“O cinema não pode nada, mas dentro desse nada, pode muita coisa”

O crítico cinematográfico Heitor Augusto fala em entrevista sobre a influência do cinema na sociedade, principalmente na americana

 

(Fonte: arquivo pessoal)

Em uma época na qual a extrema-direita está em um crescimento muito rápido em popularidade entre as sociedades ocidentais, é muito importante que todas as formas de entretenimento, como a música e o cinema, tenham obras representativas e que tragam alguma conscientização para os espectadores e para a comunidade em geral.

O crítico de cinema Heitor Augusto, perguntado sobre o quão importante é a produção de dois filmes tão representativos para a cultura negra quanto ‘Infiltrados na Klan’ e ‘Pantera Negra’, em uma época na qual a supremacia branca, principalmente na sociedade americana, está em ascensão, disse que: “O cinema não pode nada, mas dentro desse nada, pode muita coisa. O recorte social contribui para que algumas mentes possam se conscientizar sobre os graves problemas que muitas vezes elas não enxergam.”

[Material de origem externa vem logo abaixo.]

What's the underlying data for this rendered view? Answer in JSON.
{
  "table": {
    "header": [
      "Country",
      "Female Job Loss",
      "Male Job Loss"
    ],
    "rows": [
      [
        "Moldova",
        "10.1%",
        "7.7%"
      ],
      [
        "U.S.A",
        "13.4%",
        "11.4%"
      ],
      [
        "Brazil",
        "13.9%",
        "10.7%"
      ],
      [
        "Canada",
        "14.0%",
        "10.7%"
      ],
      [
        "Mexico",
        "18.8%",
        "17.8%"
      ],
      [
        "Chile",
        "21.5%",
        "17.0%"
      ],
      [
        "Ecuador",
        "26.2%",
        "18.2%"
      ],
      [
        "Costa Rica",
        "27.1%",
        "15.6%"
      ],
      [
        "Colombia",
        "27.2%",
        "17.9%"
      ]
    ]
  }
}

Heitor, que também luta para a representação negra na área do entretenimento, foi curador do Cinema Negro: Capítulos de Uma História Fragmentada (Festival Internacional de Curtas de Belo Horizonte, 2018). Além disso, ele também ministrou cursos como Blaxploitation e o Cinema Negro dos EUA, Spike Lee: Raça, Cinema e Identidade e Multiplicidades do Cinema Africano.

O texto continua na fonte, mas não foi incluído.